Unless.... Is there a top level directory to use for an rsync mirror? That's going to be a pretty bulky rsync operation, with over 6000 subdirectories and the amount of churn in any of the modified git repos.
I dont understand that statement, are you questioning rsync's ability to handle 6k dirs ?
Anyway, verification of the consistency of all the mirrored repositories becomes awkward. There's also the lack of site
to be clear, I dont think the aim here is to setup content mirrors for general consumption, the aim is to have a rsync target that lets people run their own mirrors. And we dont need any real sync between git and binary sources - since they are tracked in git as hash'd objects. Something missing will get flagged up right away ( or corrupt )
I realise we have an issue where some of the hash's are sha1's and others are sha256's and the checking code, client side, needs to check lenght and use the right algo - but thats something which should get fixed as we all end up using the same tools and convention.
verification in the unencrypted and unsigned rsync protocol, which I'd not even thought about for git.centos.org. That puts it right into the "people cloning from each other's unsecured repos locally" world, in this case cloning from the rsync mirrors. And it directly brings up the "verify the provenance of local repos" problem that was discounted by some when I brought up the problem earlier.

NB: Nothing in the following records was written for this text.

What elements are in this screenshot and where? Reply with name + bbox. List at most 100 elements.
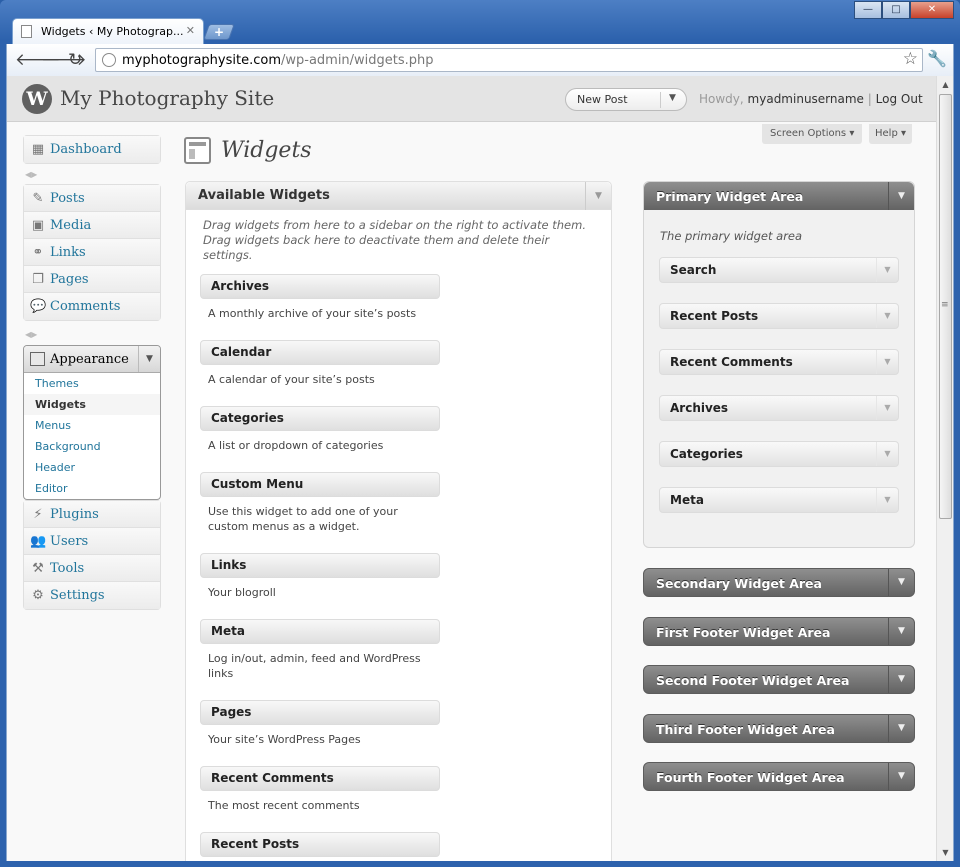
chevron-down-icon[interactable]: ▼ [876, 304, 898, 328]
widget-title[interactable]: Pages [200, 700, 440, 725]
widget-description: A monthly archive of your site’s posts [208, 307, 417, 320]
widget-links[interactable]: Links Your blogroll [200, 553, 440, 600]
primary-widget-area-header[interactable]: Primary Widget Area ▼ [644, 182, 914, 210]
username-link[interactable]: myadminusername [748, 92, 864, 106]
fourth-footer-widget-area[interactable]: Fourth Footer Widget Area ▼ [643, 762, 915, 791]
menu-separator[interactable]: ◀▶ [23, 170, 161, 180]
submenu-background[interactable]: Background [24, 436, 160, 457]
widget-title[interactable]: Categories [200, 406, 440, 431]
sidebar-widget-recent-comments[interactable]: Recent Comments ▼ [659, 349, 899, 375]
widget-title[interactable]: Custom Menu [200, 472, 440, 497]
available-widgets-header[interactable]: Available Widgets ▼ [186, 182, 611, 210]
available-widgets-description: Drag widgets from here to a sidebar on t… [203, 218, 586, 262]
sidebar-widget-recent-posts[interactable]: Recent Posts ▼ [659, 303, 899, 329]
submenu-header[interactable]: Header [24, 457, 160, 478]
grip-icon: ≡ [941, 300, 949, 310]
chevron-down-icon[interactable]: ▼ [876, 488, 898, 512]
widget-custom-menu[interactable]: Custom Menu Use this widget to add one o… [200, 472, 440, 534]
wrench-icon[interactable]: 🔧 [927, 49, 947, 68]
menu-item-label: Settings [50, 588, 105, 603]
scroll-down-arrow-icon[interactable]: ▼ [937, 844, 954, 861]
chevron-down-icon[interactable]: ▼ [876, 258, 898, 282]
site-name[interactable]: My Photography Site [60, 86, 274, 110]
address-bar[interactable]: myphotographysite.com/wp-admin/widgets.p… [95, 48, 923, 72]
menu-item-dashboard[interactable]: ▦ Dashboard [24, 136, 160, 163]
widget-recent-posts[interactable]: Recent Posts [200, 832, 440, 857]
widget-title[interactable]: Calendar [200, 340, 440, 365]
widget-calendar[interactable]: Calendar A calendar of your site’s posts [200, 340, 440, 387]
sidebar-widget-archives[interactable]: Archives ▼ [659, 395, 899, 421]
menu-item-tools[interactable]: ⚒ Tools [24, 555, 160, 582]
widget-title[interactable]: Recent Comments [200, 766, 440, 791]
close-window-button[interactable]: ✕ [910, 1, 954, 19]
url-text[interactable]: myphotographysite.com/wp-admin/widgets.p… [122, 53, 434, 68]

Several folks did bring up the point of "git.centos.org has an SSL key, what's not secure about it?" If we're using rsync mirrors, we're relying on someone else's mirror site to be secure, as well. And we're probably relying on unencrypted rsync to git.centos.org, itself, to support those mirrors. And we're once again open to someone polluting the data stream with a fake repo.
right, so the confusion comes from other-mirrors, thats certainly not the aim here. its all for local consumption. And I dont know what is involved in getting rsync around a ssl wrapper. But the fact that metadata in the git repos' has the corrosponding hash's should be good enough for validating per file. Doing this for the entire tree, every possible piece would be quite hard, admittedly.